# What is your idea of the perfect breakfast?



## BlondieBoomer (Dec 30, 2016)

What do you think the perfect breakfast would be? (You can imagine having a private chef to cook it up for you!)


----------



## Lon (Dec 30, 2016)

I am quite fond of EGGS BENEDICT WITH FRESH FRUIT


----------



## RadishRose (Dec 30, 2016)

Left over pizza from the night before.


----------



## jujube (Dec 30, 2016)

Lon, I agree.  I can't think of anything better.  I'd like a mimosa, too....maybe two.


----------



## BlondieBoomer (Dec 30, 2016)

Corned beef hash out of a can with catsup on it and coffee, while sitting around a campfire.


----------



## Don M. (Dec 30, 2016)

Two eggs, over medium, 2 strips of bacon, 2 slices of buttered toast with honey.


----------



## tortiecat (Dec 30, 2016)

I like the idea of the mimosa, so eggs benedict, hashed browns, and coffee.


----------



## debbie in seattle (Dec 30, 2016)

Thick sliced bacon done crispy, some thick multigrsined bread, toasted with homemade jam and properly scrambled eggs, fluffy and not those that are cooked on the flat top grill and come to you in a square.    Oh, some Starbucks Breakfast Blend coffee, nice and freshly brewed


----------



## SeaBreeze (Dec 30, 2016)

French toast, crispy bacon and Kona coffee.


----------



## Aunt Bea (Dec 30, 2016)

I like leftover kielbasa and pierogies pan fried with onions, a couple of sunny side up eggs and onion rye toast with lots of butter and a smear of blackberry jelly.

Leftover pizza is a close second, smear a little butter on the bottom of a slice and heat it low and slow in a cast iron skillet until the crust is crunchy and the cheese has started to melt.

or a big slice of homemade pie with a big glass of ice cold milk to wash it down!

or a skewer of Greek Souvlaki, fried potatoes with lots of paprika, a couple of sunny side up eggs, toasted pita bread with butter and a little plastic container of mixed fruit jelly.

or Italian hot sausage, home fries, a couple of sunny side up eggs and Italian garlic toast.

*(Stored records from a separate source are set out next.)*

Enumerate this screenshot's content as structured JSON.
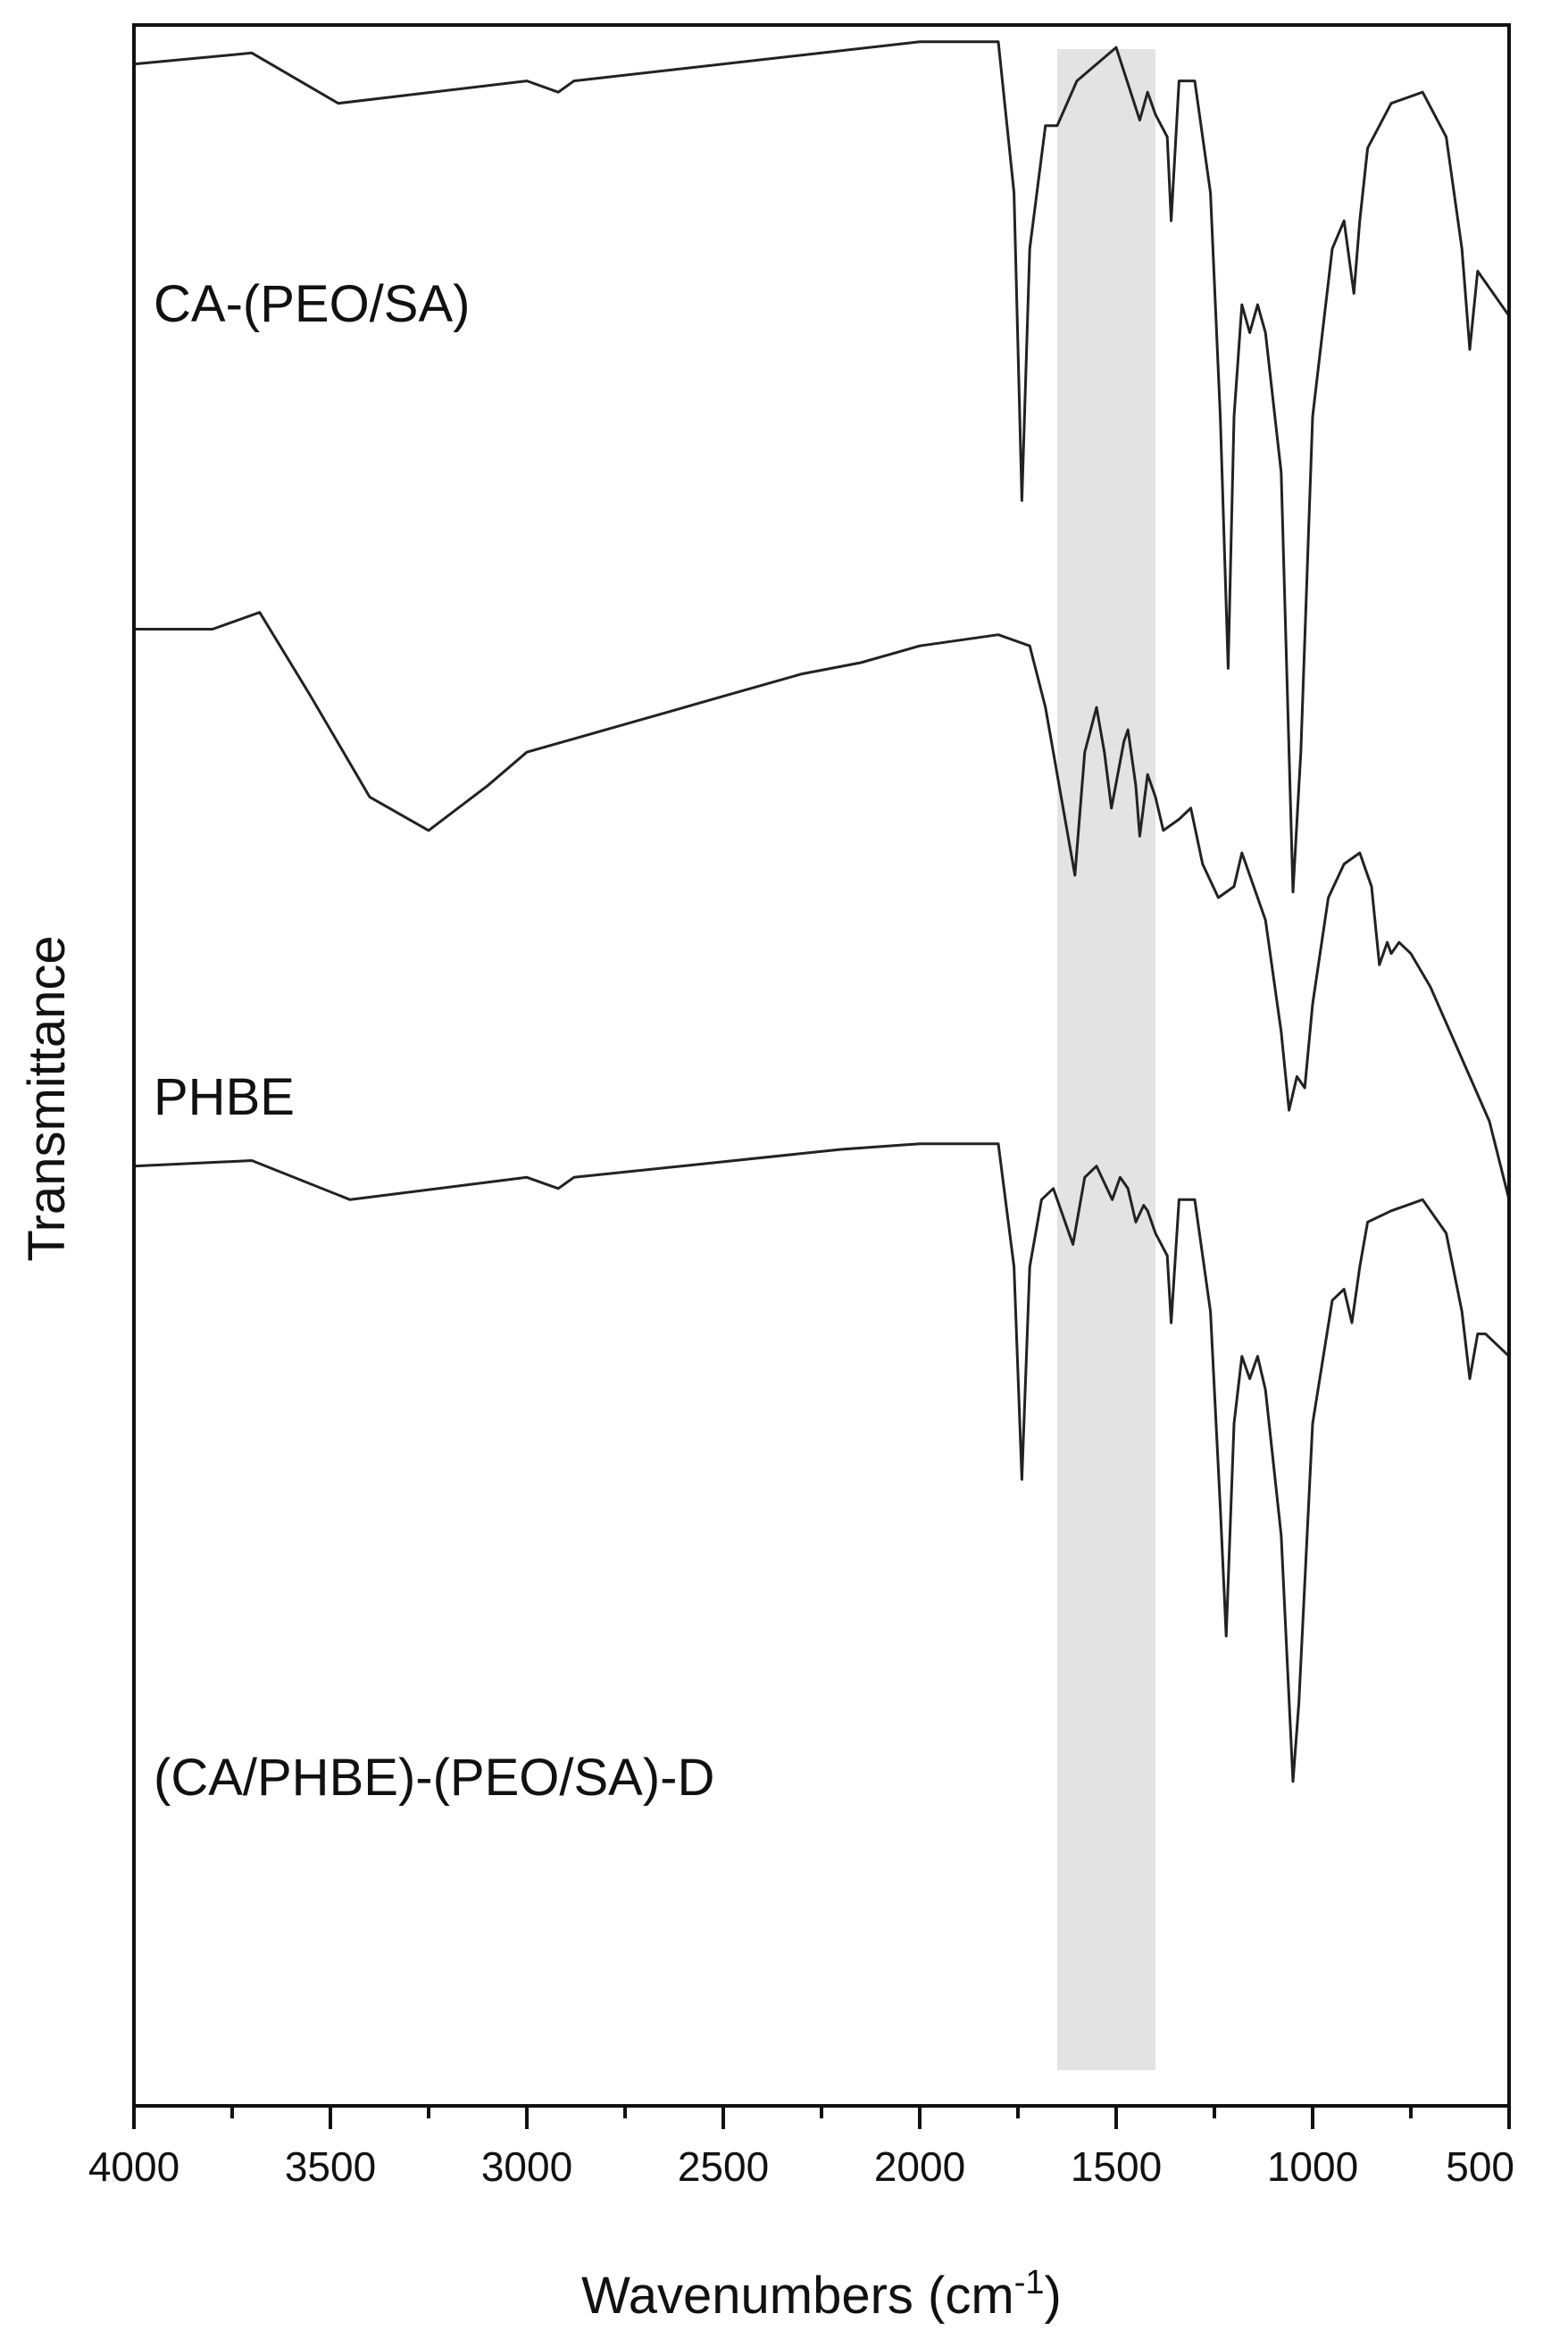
{
  "chart_data": {
    "type": "line",
    "xlabel": "Wavenumbers (cm",
    "xlabel_superscript": "-1",
    "xlabel_suffix": ")",
    "ylabel": "Transmittance",
    "xlim": [
      4000,
      500
    ],
    "x_reversed": true,
    "y_ticks_shown": false,
    "x_ticks": [
      4000,
      3500,
      3000,
      2500,
      2000,
      1500,
      1000,
      500
    ],
    "highlight_band": {
      "x_from": 1650,
      "x_to": 1400,
      "color": "#e3e3e3"
    },
    "series": [
      {
        "name": "CA-(PEO/SA)",
        "offset": 2.0,
        "x": [
          4000,
          3700,
          3480,
          3000,
          2920,
          2880,
          2000,
          1800,
          1760,
          1740,
          1720,
          1680,
          1650,
          1600,
          1500,
          1440,
          1420,
          1400,
          1370,
          1360,
          1340,
          1300,
          1260,
          1235,
          1215,
          1200,
          1180,
          1160,
          1140,
          1120,
          1080,
          1050,
          1030,
          1000,
          950,
          920,
          895,
          880,
          860,
          800,
          720,
          660,
          620,
          600,
          580,
          560,
          500
        ],
        "y": [
          0.93,
          0.95,
          0.86,
          0.9,
          0.88,
          0.9,
          0.97,
          0.97,
          0.7,
          0.15,
          0.6,
          0.82,
          0.82,
          0.9,
          0.96,
          0.83,
          0.88,
          0.84,
          0.8,
          0.65,
          0.9,
          0.9,
          0.7,
          0.3,
          -0.15,
          0.3,
          0.5,
          0.45,
          0.5,
          0.45,
          0.2,
          -0.55,
          -0.3,
          0.3,
          0.6,
          0.65,
          0.52,
          0.65,
          0.78,
          0.86,
          0.88,
          0.8,
          0.6,
          0.42,
          0.56,
          0.54,
          0.48
        ]
      },
      {
        "name": "PHBE",
        "offset": 1.0,
        "x": [
          4000,
          3800,
          3680,
          3550,
          3400,
          3250,
          3100,
          3000,
          2900,
          2700,
          2500,
          2300,
          2150,
          2000,
          1800,
          1720,
          1680,
          1640,
          1605,
          1580,
          1550,
          1530,
          1512,
          1480,
          1470,
          1450,
          1440,
          1420,
          1400,
          1380,
          1340,
          1310,
          1280,
          1240,
          1200,
          1180,
          1160,
          1120,
          1080,
          1060,
          1040,
          1020,
          1000,
          960,
          920,
          880,
          850,
          830,
          810,
          800,
          780,
          750,
          700,
          650,
          600,
          550,
          500
        ],
        "y": [
          0.92,
          0.92,
          0.95,
          0.8,
          0.62,
          0.56,
          0.64,
          0.7,
          0.72,
          0.76,
          0.8,
          0.84,
          0.86,
          0.89,
          0.91,
          0.89,
          0.78,
          0.62,
          0.48,
          0.7,
          0.78,
          0.7,
          0.6,
          0.72,
          0.74,
          0.64,
          0.55,
          0.66,
          0.62,
          0.56,
          0.58,
          0.6,
          0.5,
          0.44,
          0.46,
          0.52,
          0.48,
          0.4,
          0.2,
          0.06,
          0.12,
          0.1,
          0.25,
          0.44,
          0.5,
          0.52,
          0.46,
          0.32,
          0.36,
          0.34,
          0.36,
          0.34,
          0.28,
          0.2,
          0.12,
          0.04,
          -0.1
        ]
      },
      {
        "name": "(CA/PHBE)-(PEO/SA)-D",
        "offset": 0.0,
        "x": [
          4000,
          3700,
          3450,
          3000,
          2920,
          2880,
          2200,
          2000,
          1800,
          1760,
          1740,
          1720,
          1690,
          1660,
          1640,
          1610,
          1580,
          1550,
          1530,
          1510,
          1490,
          1470,
          1450,
          1430,
          1420,
          1400,
          1370,
          1360,
          1340,
          1300,
          1260,
          1235,
          1220,
          1200,
          1180,
          1160,
          1140,
          1120,
          1080,
          1050,
          1035,
          1000,
          950,
          920,
          900,
          880,
          860,
          800,
          720,
          660,
          620,
          600,
          580,
          560,
          500
        ],
        "y": [
          0.96,
          0.97,
          0.9,
          0.94,
          0.92,
          0.94,
          0.99,
          1.0,
          1.0,
          0.78,
          0.4,
          0.78,
          0.9,
          0.92,
          0.88,
          0.82,
          0.94,
          0.96,
          0.93,
          0.9,
          0.94,
          0.92,
          0.86,
          0.89,
          0.88,
          0.84,
          0.8,
          0.68,
          0.9,
          0.9,
          0.7,
          0.35,
          0.12,
          0.5,
          0.62,
          0.58,
          0.62,
          0.56,
          0.3,
          -0.14,
          0.0,
          0.5,
          0.72,
          0.74,
          0.68,
          0.78,
          0.86,
          0.88,
          0.9,
          0.84,
          0.7,
          0.58,
          0.66,
          0.66,
          0.62
        ]
      }
    ]
  }
}
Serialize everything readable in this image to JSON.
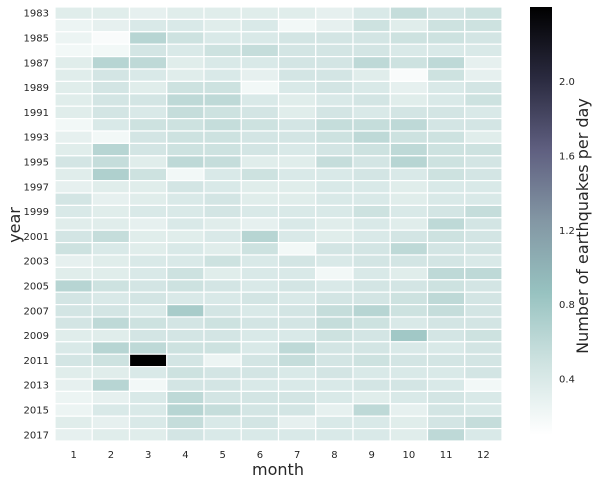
{
  "chart_data": {
    "type": "heatmap",
    "xlabel": "month",
    "ylabel": "year",
    "colorbar_label": "Number of earthquakes per day",
    "x_categories": [
      "1",
      "2",
      "3",
      "4",
      "5",
      "6",
      "7",
      "8",
      "9",
      "10",
      "11",
      "12"
    ],
    "y_categories": [
      "1983",
      "1984",
      "1985",
      "1986",
      "1987",
      "1988",
      "1989",
      "1990",
      "1991",
      "1992",
      "1993",
      "1994",
      "1995",
      "1996",
      "1997",
      "1998",
      "1999",
      "2000",
      "2001",
      "2002",
      "2003",
      "2004",
      "2005",
      "2006",
      "2007",
      "2008",
      "2009",
      "2010",
      "2011",
      "2012",
      "2013",
      "2014",
      "2015",
      "2016",
      "2017"
    ],
    "y_tick_labels": [
      "1983",
      "1985",
      "1987",
      "1989",
      "1991",
      "1993",
      "1995",
      "1997",
      "1999",
      "2001",
      "2003",
      "2005",
      "2007",
      "2009",
      "2011",
      "2013",
      "2015",
      "2017"
    ],
    "colorbar_ticks": [
      0.4,
      0.8,
      1.2,
      1.6,
      2.0
    ],
    "colorbar_tick_labels": [
      "0.4",
      "0.8",
      "1.2",
      "1.6",
      "2.0"
    ],
    "value_range": [
      0.1,
      2.4
    ],
    "colormap_stops": [
      "#ffffff",
      "#cfe3e1",
      "#97c2c0",
      "#8397a4",
      "#5f5f80",
      "#2a2a3f",
      "#000000"
    ],
    "values": [
      [
        0.35,
        0.35,
        0.3,
        0.35,
        0.35,
        0.35,
        0.35,
        0.3,
        0.4,
        0.55,
        0.45,
        0.5
      ],
      [
        0.25,
        0.3,
        0.4,
        0.4,
        0.35,
        0.4,
        0.2,
        0.3,
        0.5,
        0.35,
        0.5,
        0.5
      ],
      [
        0.25,
        0.15,
        0.65,
        0.5,
        0.4,
        0.4,
        0.45,
        0.45,
        0.45,
        0.5,
        0.5,
        0.45
      ],
      [
        0.2,
        0.2,
        0.45,
        0.4,
        0.5,
        0.55,
        0.45,
        0.45,
        0.45,
        0.4,
        0.4,
        0.4
      ],
      [
        0.35,
        0.65,
        0.6,
        0.35,
        0.4,
        0.4,
        0.45,
        0.45,
        0.6,
        0.5,
        0.6,
        0.3
      ],
      [
        0.35,
        0.45,
        0.4,
        0.35,
        0.4,
        0.3,
        0.45,
        0.45,
        0.35,
        0.15,
        0.5,
        0.3
      ],
      [
        0.35,
        0.45,
        0.35,
        0.5,
        0.5,
        0.2,
        0.4,
        0.45,
        0.4,
        0.3,
        0.4,
        0.45
      ],
      [
        0.35,
        0.45,
        0.45,
        0.6,
        0.6,
        0.4,
        0.35,
        0.4,
        0.45,
        0.35,
        0.4,
        0.5
      ],
      [
        0.35,
        0.45,
        0.4,
        0.55,
        0.5,
        0.45,
        0.35,
        0.45,
        0.4,
        0.45,
        0.45,
        0.4
      ],
      [
        0.2,
        0.4,
        0.5,
        0.5,
        0.55,
        0.5,
        0.45,
        0.55,
        0.55,
        0.6,
        0.45,
        0.45
      ],
      [
        0.3,
        0.2,
        0.45,
        0.5,
        0.5,
        0.45,
        0.45,
        0.5,
        0.6,
        0.5,
        0.5,
        0.35
      ],
      [
        0.35,
        0.65,
        0.45,
        0.5,
        0.5,
        0.45,
        0.4,
        0.45,
        0.5,
        0.6,
        0.5,
        0.5
      ],
      [
        0.45,
        0.55,
        0.35,
        0.6,
        0.55,
        0.35,
        0.35,
        0.55,
        0.45,
        0.65,
        0.5,
        0.45
      ],
      [
        0.35,
        0.7,
        0.5,
        0.2,
        0.4,
        0.5,
        0.4,
        0.4,
        0.45,
        0.4,
        0.5,
        0.45
      ],
      [
        0.3,
        0.35,
        0.35,
        0.45,
        0.4,
        0.35,
        0.35,
        0.4,
        0.4,
        0.35,
        0.4,
        0.4
      ],
      [
        0.45,
        0.3,
        0.35,
        0.4,
        0.45,
        0.35,
        0.35,
        0.4,
        0.4,
        0.35,
        0.4,
        0.4
      ],
      [
        0.4,
        0.35,
        0.4,
        0.4,
        0.45,
        0.4,
        0.4,
        0.4,
        0.5,
        0.4,
        0.45,
        0.55
      ],
      [
        0.35,
        0.35,
        0.3,
        0.4,
        0.35,
        0.3,
        0.4,
        0.35,
        0.4,
        0.35,
        0.6,
        0.45
      ],
      [
        0.45,
        0.55,
        0.35,
        0.35,
        0.4,
        0.65,
        0.4,
        0.35,
        0.4,
        0.45,
        0.5,
        0.45
      ],
      [
        0.5,
        0.4,
        0.35,
        0.4,
        0.35,
        0.5,
        0.2,
        0.45,
        0.45,
        0.6,
        0.45,
        0.45
      ],
      [
        0.3,
        0.35,
        0.4,
        0.4,
        0.5,
        0.4,
        0.45,
        0.4,
        0.45,
        0.45,
        0.45,
        0.4
      ],
      [
        0.35,
        0.35,
        0.4,
        0.5,
        0.35,
        0.4,
        0.4,
        0.2,
        0.4,
        0.35,
        0.6,
        0.6
      ],
      [
        0.65,
        0.5,
        0.45,
        0.5,
        0.45,
        0.4,
        0.45,
        0.4,
        0.45,
        0.45,
        0.5,
        0.45
      ],
      [
        0.45,
        0.4,
        0.45,
        0.4,
        0.4,
        0.45,
        0.4,
        0.45,
        0.45,
        0.5,
        0.6,
        0.45
      ],
      [
        0.45,
        0.45,
        0.4,
        0.75,
        0.45,
        0.4,
        0.45,
        0.55,
        0.65,
        0.5,
        0.55,
        0.45
      ],
      [
        0.45,
        0.6,
        0.5,
        0.45,
        0.5,
        0.45,
        0.45,
        0.55,
        0.5,
        0.4,
        0.45,
        0.45
      ],
      [
        0.35,
        0.35,
        0.45,
        0.45,
        0.45,
        0.4,
        0.4,
        0.5,
        0.45,
        0.8,
        0.45,
        0.5
      ],
      [
        0.4,
        0.65,
        0.6,
        0.5,
        0.5,
        0.4,
        0.6,
        0.45,
        0.45,
        0.4,
        0.4,
        0.45
      ],
      [
        0.45,
        0.5,
        2.4,
        0.45,
        0.25,
        0.45,
        0.55,
        0.45,
        0.5,
        0.45,
        0.45,
        0.45
      ],
      [
        0.35,
        0.35,
        0.4,
        0.5,
        0.45,
        0.45,
        0.4,
        0.45,
        0.4,
        0.4,
        0.4,
        0.45
      ],
      [
        0.3,
        0.65,
        0.2,
        0.45,
        0.45,
        0.4,
        0.4,
        0.4,
        0.45,
        0.45,
        0.4,
        0.2
      ],
      [
        0.25,
        0.3,
        0.4,
        0.6,
        0.45,
        0.45,
        0.45,
        0.4,
        0.35,
        0.4,
        0.45,
        0.4
      ],
      [
        0.25,
        0.4,
        0.4,
        0.65,
        0.55,
        0.45,
        0.45,
        0.3,
        0.6,
        0.3,
        0.45,
        0.4
      ],
      [
        0.35,
        0.3,
        0.4,
        0.55,
        0.4,
        0.45,
        0.3,
        0.4,
        0.4,
        0.35,
        0.45,
        0.55
      ],
      [
        0.3,
        0.35,
        0.35,
        0.45,
        0.4,
        0.4,
        0.4,
        0.4,
        0.4,
        0.35,
        0.6,
        0.4
      ]
    ]
  }
}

Usually it's just a cup of black coffee or a bowl of knock off Cheerios with almond milk and a sprinkle of artificial sweetener.


----------



## Pappy (Dec 30, 2016)

Two eggs over medium, link sausage, grits, white toast and coffee at my favorite diner. At home, a waffle or oatmeal. Lots of orange blossom honey on my waffle.


----------



## Gemma (Dec 30, 2016)

Two eggs over easy, medium rare T-bone steak, hash browns, buttery croissants, fresh fruit mixture of blueberries, strawberries and cantaloupe, OJ, and coffee.


----------



## BlondieBoomer (Dec 30, 2016)

My second choice would be Eggs Benedict with a fresh fruit salad and Peet's French Roast coffee.


----------



## Ruth n Jersey (Dec 30, 2016)

A nice vegetable omelet with diced tomatoes and sour cream on top. Tons of hash browns and plenty of bacon. With that I like to drink ice cold tomato juice with a wedge of lemon and plenty of course ground salt for sprinkling on top as I drink it. Coffee with french vanilla creamer and a big gluten free orange pineapple muffin covered with cinnamon crumbs to end the meal. In the real world I have two eggs and a cup of coffee.


----------



## RadishRose (Dec 30, 2016)

I always wonder why so many people want eggs for breakfast every day. I feel it's like having, say, steak- night after night for supper.

How is it that many can eat the same thing, day after day for breakfast?


----------



## Eric (Dec 30, 2016)

I don't eat breakfast much since my wife passed but a good cheese omelet with some bacon and sausage will hit the spot, any good hot coffee that don't come in a can.


----------



## NancyNGA (Dec 30, 2016)

RadishRose said:


> Left over pizza from the night before.


Sounds perfect to me.


----------



## Capt Lightning (Dec 31, 2016)

Smoked haddock with a poached egg , wholemeal toast and coffee.


----------



## Wilberforce (Dec 31, 2016)

Lightly boiled eggs (2) and toast soldiers  but not every day I always got thse when I was off color, I enjoyed my mothers old breakfasts as they were varied , one was kedgeree, another was lambs kidneys and bacon but the best was kippers poached in milk,,,mmm ideas for next week..thanks for the topic!!


----------